M. Vannec, I thought angrily, is like many Europeans whom I’ve met; he expects us to be familiar with all of their proprieties but fails absolutely to recognize the few we have of our own. The first shot out of the bottle and he’s revealed himself as the type of European who delights in telling you endless stories illustrating American materialism, vulgarity, uncouthness, pushiness, ignorance, etc., while observing your reaction with eager and calculating eyes. But why should he ask a favor of me—if it was a favor—and then go on to inquire: “This Senator Sunraider of yours, how is he able to function in your section of the country?”
Vannec really got to me now. This question had aroused no reaction when I first read the letter, but now with the Senator shot and in surgery it brought a chill. Here was the shadow no bigger than a man’s hand which announced the storm, and I had ignored it. Once, Europeans slapped us in the face with Joseph McCarthy, and now that McCarthy has had it, they are beginning to express their superiority by hitting us over the head with Sunraider. But it was what came in the very next line that made my hair stand on end.
“What, by the way, has happened to our young friend Severen?” he wrote—a question which had appeared innocent enough on first reading. But now I realized that the very circumstances of my first contact with Vannec should have made it plain that I was no friend of Severen’s, and had no idea of what he and Vannec had been up to. Hadn’t they sent me packing the moment they exchanged passwords? And what frightened and infuriated me now was having such a question put to me at a time when the whole country seemed on the verge of collapsing under the weight of a fantastic practical joke. It struck me, in other words, that M. Vannec’s questions were not only exceedingly malicious and calculating, but the product of some special, inside knowledge of our national affairs.
When I was a child, … I thought as a child:
but when I became a man,
I put away childish things.
So saith the Scriptures, and so ‘til now I had
thought of myself. And so, too, my sober mind told me, I should think of M. Vannec. For not only did charity require it, but my desperate sense of hope—which is a will to sanity if nothing more—demanded it. But with the shooting and with old Hickman waiting, I no longer knew where one drew the line between the childish and the mature matters of this world. What is play and what sheer desperate thrashing to keep a foothold on the whirling sphere? What are the uses of sober reflection, and what the role of “infantile regression and passionate irrationality”?
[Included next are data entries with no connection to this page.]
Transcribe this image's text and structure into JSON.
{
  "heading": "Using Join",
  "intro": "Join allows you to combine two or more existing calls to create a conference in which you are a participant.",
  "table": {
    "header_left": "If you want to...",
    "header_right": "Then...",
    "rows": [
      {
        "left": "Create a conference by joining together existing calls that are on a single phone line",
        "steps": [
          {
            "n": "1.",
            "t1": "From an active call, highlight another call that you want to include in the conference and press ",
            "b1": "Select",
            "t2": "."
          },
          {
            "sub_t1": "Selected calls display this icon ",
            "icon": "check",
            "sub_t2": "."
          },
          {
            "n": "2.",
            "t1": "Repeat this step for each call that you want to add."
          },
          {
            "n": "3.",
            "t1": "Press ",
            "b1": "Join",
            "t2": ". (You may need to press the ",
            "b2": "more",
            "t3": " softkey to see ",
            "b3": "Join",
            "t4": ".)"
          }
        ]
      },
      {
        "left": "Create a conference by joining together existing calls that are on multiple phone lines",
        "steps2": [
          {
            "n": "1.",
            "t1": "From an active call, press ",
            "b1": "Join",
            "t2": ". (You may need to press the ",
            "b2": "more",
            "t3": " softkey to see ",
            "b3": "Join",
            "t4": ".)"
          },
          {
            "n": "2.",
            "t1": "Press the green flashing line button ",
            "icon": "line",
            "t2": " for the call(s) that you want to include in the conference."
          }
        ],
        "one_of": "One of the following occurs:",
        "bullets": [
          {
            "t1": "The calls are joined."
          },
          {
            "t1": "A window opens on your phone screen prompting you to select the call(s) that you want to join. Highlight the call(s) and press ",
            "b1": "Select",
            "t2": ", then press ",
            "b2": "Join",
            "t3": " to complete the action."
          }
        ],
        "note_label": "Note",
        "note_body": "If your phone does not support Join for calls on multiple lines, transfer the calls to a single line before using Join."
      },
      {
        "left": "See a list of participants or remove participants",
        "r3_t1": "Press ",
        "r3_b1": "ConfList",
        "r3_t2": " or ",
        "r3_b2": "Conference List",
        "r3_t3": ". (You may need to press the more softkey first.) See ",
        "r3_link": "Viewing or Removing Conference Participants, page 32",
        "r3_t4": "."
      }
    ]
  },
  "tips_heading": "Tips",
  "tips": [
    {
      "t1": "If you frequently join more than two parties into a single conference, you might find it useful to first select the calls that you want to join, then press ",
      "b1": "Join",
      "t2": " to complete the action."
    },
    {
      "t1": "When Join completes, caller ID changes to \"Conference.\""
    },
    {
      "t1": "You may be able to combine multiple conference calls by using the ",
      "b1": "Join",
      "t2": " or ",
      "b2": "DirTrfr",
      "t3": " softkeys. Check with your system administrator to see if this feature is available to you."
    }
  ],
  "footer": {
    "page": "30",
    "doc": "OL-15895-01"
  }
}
I asked myself quite seriously: Is Vannec playing with you, McIntyre? Plotting against you out of some godlike sense of humor? Or has he involved you in some deadly serious political game? Has he fed you into some rare and elaborate machinery of historical spite, a machine geared to his European desire for revenge against the brash and self-assured upstarts living across the seas?
And suddenly, just as the nurse left the elevator and hurried down the corridor, it occurred to me that it was even possible that old Hickman might very well know M. Vannec, even as he appeared to know the Senator. It was highly unlikely, I knew, but now anything seemed possible. Hickman appeared to be nodding, and when I hurried down to him I could hear the slight buzz of his breathing.
“Mr. Hickman, sir,” I said, “excuse me, but I’m burning with curiosity….”
He looked up suddenly, saying, “What?” and I could see a thin blue circle rimming each brown eye. He sat up, looking toward the sound of the retreating nurse.